‘’Sans Détour’’/Nouveau gouvernement : les raisons d’un possible maintien de Boubou

Après la tenue du second tour des élections législatives, une nouvelle équipe gouvernementale pourra être incessamment mise en place. C’est un renouvellement qui ne doit généralement surprendre personne. D’autant plus que l’une des missions principales de l’actuelle équipe était essentiellement axée sur l’organisation du dialogue national inclusif (DNI) et des élections législatives. D’ailleurs, c’est l’une des raisons qui ont fait que le Premier ministre, Boubou Cissé, de sa  nomination à nos jours, soit après un an à la Primature, n’a pas, à présent, fait sa Déclaration de Politique Générale (DPG).

 

Si le tout-puissant Premier ministre, ministre de l’Economie des Finances, Dr Boubou Cissé, semble ne pas trop s’inquiéter, il n’en est évidemment pas de même pour la plupart de ses ministres. Déjà dans les halls de certains départements, les choses ne sont plus comme avant.  Car, avec IBK, rien n’est gagné d’avance et la surprise a été toujours son point fort.

Ce qui est sûr, c’est qu’il y a bien des raisons pour maintenir Boubou Cissé à la tête de ce nouveau gouvernement, quoi qu’on dise.

La première :Boubou semble être l’un des Premiers ministres capables de manager ces leaders religieux qui ont toujours coupé le sommeil à IBK. Il s’agit de l’Imam Mahmoud Dicko qu’il a réussi à calmer ces derniers moments et du chérif de Nioro dont il est très proche et qui l’apprécie beaucoup.
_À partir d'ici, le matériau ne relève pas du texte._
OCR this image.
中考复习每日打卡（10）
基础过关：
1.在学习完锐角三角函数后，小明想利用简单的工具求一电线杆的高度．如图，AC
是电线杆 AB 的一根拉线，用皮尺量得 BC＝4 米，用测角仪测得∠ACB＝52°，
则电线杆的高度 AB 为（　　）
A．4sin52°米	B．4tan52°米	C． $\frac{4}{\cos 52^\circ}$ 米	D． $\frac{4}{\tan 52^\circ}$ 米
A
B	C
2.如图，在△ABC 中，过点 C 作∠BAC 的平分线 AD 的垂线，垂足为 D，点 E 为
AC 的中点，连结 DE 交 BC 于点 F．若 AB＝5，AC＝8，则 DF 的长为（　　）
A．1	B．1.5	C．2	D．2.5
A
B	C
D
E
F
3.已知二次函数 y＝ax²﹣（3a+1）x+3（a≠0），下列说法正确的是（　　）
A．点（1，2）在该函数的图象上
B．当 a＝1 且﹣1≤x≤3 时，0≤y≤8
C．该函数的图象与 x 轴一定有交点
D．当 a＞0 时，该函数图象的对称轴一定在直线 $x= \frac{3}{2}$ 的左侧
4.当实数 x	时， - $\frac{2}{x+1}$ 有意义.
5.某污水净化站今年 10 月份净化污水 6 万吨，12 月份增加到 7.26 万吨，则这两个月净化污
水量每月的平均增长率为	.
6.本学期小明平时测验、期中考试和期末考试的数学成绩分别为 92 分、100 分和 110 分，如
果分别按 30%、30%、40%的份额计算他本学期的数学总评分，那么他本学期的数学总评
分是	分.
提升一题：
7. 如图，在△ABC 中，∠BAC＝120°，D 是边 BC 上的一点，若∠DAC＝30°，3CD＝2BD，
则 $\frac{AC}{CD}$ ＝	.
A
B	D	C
La seconde raison :IBK ne veut pas donner raison à ses détracteurs qui pensent que le changement en continu des Premiers ministres justifie tout simplement que le problème du pays n’est plus la Primature, mais la présidence. Déjà en sept ans de pouvoir, il est à son sixième Premier ministre (Oumar Tatam Ly, Moussa Mara, Modibo Kéita, Abdoulaye Idrissa Maiga, Soumeylou Boubèye Maiga et actuellement Boubou Cissé).

Par contre, Boubou risque d’être frappé par des réalités de l’heure. Il s’agit du fait qu’il n’arrive pas encore à gérer le climat social, particulièrement les grèves des enseignants. A cela, peuvent également s’ajouter la situation sécuritaire au centre et au nord du pays, ainsi que les difficultés récentes dans la poursuite de la mise en œuvre de l’Accord pour la Paix et la Réconciliation, issu du processus d’Alger. Malgré toutes ces réalités, le chef de l’Etat pourra encore lui laisser une seconde chance en lui instruisant de nouvelles directives allant dans le sens de l’apaisement et de la sécurisation du pays pour un vrai développement économique et social.

Une certitude, c’est qu’avec Boubou ou sans Boubou, cette nouvelle équipe gouvernementale doit être beaucoup plus restreinte avec en plus une composition qui devra tenir compte de toutes les sensibilités y compris la position des partis politiques, particulièrement ceux de la majorité désormais représentés à l’Hémicycle. C’est désormais cette équipe choc qui va poursuivre la mise en œuvre des réformes constitutionnelles conformément aux recommandations du Dialogue National Inclusif (DNI). Mais pour cela, le nouveau Premier ministre doit d’abord faire la Déclaration de Politique Générale de son équipe devant les nouveaux députés.